- Born: July 29, 1939 Houston, Texas, U.S.
- Died: February 15, 2006 (aged 66) Houston, Texas, U.S.
- Education: Sam Houston State Teachers College
- Occupations: Screenwriter, film director, producer and cinematographer

= Frank Q. Dobbs =

American film director

Frank Q. Dobbs (July 29, 1939 – February 15, 2006) was a screenwriter, film director, film producer and cinematographer notable for his work on numerous Western films and television series, including Larry McMurtry's five-hour CBS mini-series Streets of Laredo (1995).

Born in Houston, Texas, Dobbs attended Sam Houston State Teachers College, where he majored in journalism and minored in English and theater, while shooting college promotional films and also creating his own independent Western short films. After graduating in 1961, he collaborated with Ray Miller on The Eyes of Texas, a TV magazine series for Houston's KPRC, and he soon headed for Hollywood, entering the film industry by scripting two episodes of Gunsmoke in 1965–66.

==Career==

===Producer===
In 1983, he co-produced Lone Star Bar and Grill for Showtime. In 1997, he was a co-producer of John Milius' Rough Riders. With Chris Black, he co-scripted the pilot of The Magnificent Seven TV series, which ran from 1998 to 2000. His association with McMurtry continued when he produced Hallmark's The Johnson County War miniseries in 2002.

===Director===
Dobbs made his feature film directorial debut in 1972 with the horror Western, Enter the Devil, shot in Lajitas, Texas, and followed with three other features. In 2003, he directed Burt Reynolds and Bruce Dern in the TV movie Hard Ground, a period Western about a Yuma prison escapee who plans to control the Mexican border by assembling an army of desperadoes.

===Actor===
He appeared as an actor in Streets of Laredo and Gambler V: Playing for Keeps (1994), which he co-scripted.

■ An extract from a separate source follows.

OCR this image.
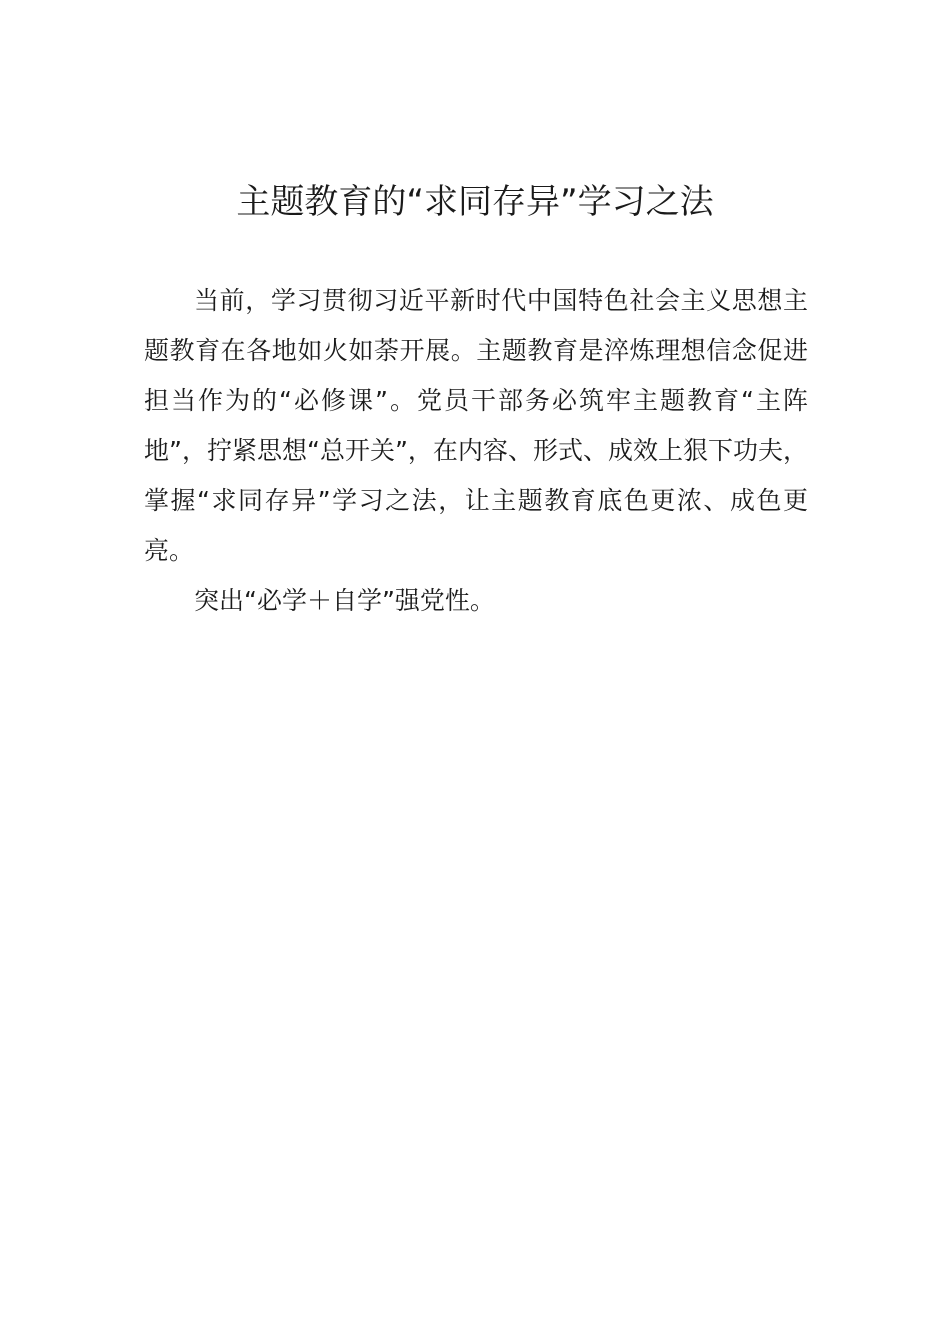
主题教育的“求同存异”学习之法

当前，学习贯彻习近平新时代中国特色社会主义思想主题教育在各地如火如荼开展。主题教育是淬炼理想信念促进担当作为的“必修课”。党员干部务必筑牢主题教育“主阵地”，拧紧思想“总开关”，在内容、形式、成效上狠下功夫，掌握“求同存异”学习之法，让主题教育底色更浓、成色更亮。

突出“必学＋自学”强党性。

Dobbs lived in Houston, where he died of cancer at age 66.

==Awards==
Houston: The Legend of Texas, which Dobbs produced in 1986, won a Bronze Wrangler Award. He was the executive producer of the Disney Channel documentary The Legend of Billy the Kid (1994), which won an Emmy. He was a technical consultant on Amargosa (2000), Todd Robinson's documentary about Death Valley Junction dancer-painter Marta Becket, which won a 2003 Emmy Award for cinematographer Curt Apduhan, in addition to numerous festival awards and nominations.

==Archives==
Dobbs' Eyes of Texas is archived at Rice University's Fondren Library.